No project description provided

Project description

Graph Data Generator

Package for generating interconnected mock data from .json graph data models.

JSON Spec

Is the same specification used by the arrows.app which is a GUI for generating graph data models. The .json spec has 2 required keys, nodes and relationships:

{
    "nodes":[],
    "relationships: []
}

Each must contain an array (or list) of dictionary objects with formats dependent on the key type:

Nodes must have the following property keys and value types:

{
    "id": str,
    "position": {
    "x": float,
    "y": float
    },
    "caption": string,
    "labels": list[str],
    "properties": dict[str:str],
    "style": {}
}

Example:
{
    "id": "n0",
    "position": {
    "x": -306.93969052033395,
    "y": 271.3634778613202
    },
    "caption": "Person",
    "labels": [],
    "properties": {
        "email": "test@email.com",
        "salary_usd": "3000.00",
        "first_name": "Jane",
        "last_name": "Doe"
    },
    "style": {}
}

Relationships must have the following keys and value types:

    {
      "id": str,
      "type": str,
      "style": dict,
      "properties": dict[str,str],
      "fromId": str,
      "toId": str
    }

Example:
    {
      "id": "n0",
      "type": "WORKS_AT",
      "style": {},
      "properties": {
        "start_epoch":"1672904355",
        "end_epoch":"1688542755"
      },
      "fromId": "n0",
      "toId": "n1"
    }

Properties of either nodes or relationships can be used to further define the type of data generated.

The following keywords are reserved:

Keyword Description Example Value
COUNT Specifies the number of this node or relationship type to generate 3

COUNT The COUNT keyword can take the following optional value formats:

Type Example Output Description
Int 2 Would generate two of the nodes / relationships this was a property for
Range 0-10 Would randomly generate a number between 0 (No node or relationship) and 10
Random from List [3,5,6] Would randomly generate three, five, or six nodes / relationships

All other node / relationship property keys will be passed along to generated records. Values will be passed along as strings unless they match 1 of several formats:

GENERATOR SPECIFICATIONS Generator specifications are stringified JSON dictionaries that have only a single key that takes a single list as an arg, looking like:

{ "generator_name": [] }

The generator_name must be one of the existing unique generator names included in the package's generators/ folder. If this format is detected but a matching generator can not be found, then the entire string will be written as the property value.

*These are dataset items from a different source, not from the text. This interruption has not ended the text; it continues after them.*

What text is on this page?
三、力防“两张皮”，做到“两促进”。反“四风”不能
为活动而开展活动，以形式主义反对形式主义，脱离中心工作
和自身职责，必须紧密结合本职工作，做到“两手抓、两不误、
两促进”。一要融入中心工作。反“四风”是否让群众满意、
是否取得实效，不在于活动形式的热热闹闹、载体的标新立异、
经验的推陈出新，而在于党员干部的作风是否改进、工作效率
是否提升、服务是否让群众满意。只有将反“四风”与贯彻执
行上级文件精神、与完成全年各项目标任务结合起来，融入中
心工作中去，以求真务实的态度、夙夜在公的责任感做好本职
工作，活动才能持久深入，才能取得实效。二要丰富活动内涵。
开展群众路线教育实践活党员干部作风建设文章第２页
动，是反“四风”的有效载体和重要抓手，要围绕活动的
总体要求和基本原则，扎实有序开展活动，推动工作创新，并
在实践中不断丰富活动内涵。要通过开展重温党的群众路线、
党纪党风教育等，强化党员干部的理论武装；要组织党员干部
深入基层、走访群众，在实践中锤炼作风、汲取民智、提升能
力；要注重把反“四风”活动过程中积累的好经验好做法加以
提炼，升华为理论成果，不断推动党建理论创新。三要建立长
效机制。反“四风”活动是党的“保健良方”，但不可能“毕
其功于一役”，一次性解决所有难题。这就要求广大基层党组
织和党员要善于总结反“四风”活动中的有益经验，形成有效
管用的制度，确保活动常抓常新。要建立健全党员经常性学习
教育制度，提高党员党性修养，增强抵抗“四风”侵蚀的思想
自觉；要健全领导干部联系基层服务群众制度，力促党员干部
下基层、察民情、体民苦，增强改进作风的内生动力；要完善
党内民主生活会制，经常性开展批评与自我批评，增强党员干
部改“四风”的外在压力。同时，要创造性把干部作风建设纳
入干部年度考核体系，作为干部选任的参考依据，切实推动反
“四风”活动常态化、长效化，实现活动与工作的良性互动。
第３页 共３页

The list value is the arguments list for the generator. The expected value types and number are dependent on the specified generator. The generators/ALL_GENERATORS.py file contains a generators_json file that list all the available generators, their type, and what arguments (if any) each expect.

Types of Generators:

Type Output Description
bool True or False
int Integer number
float Float value
string String value
datetime A string representation of an ISO 8601 datetime object
assignment Used to determine how to exhaust a source list. ie relationships generation
function Combines output from multiple generators

Function Generators Function generators allow combining output from multiple generators. Use other generator specifications in it's argument in the order they should be combined in.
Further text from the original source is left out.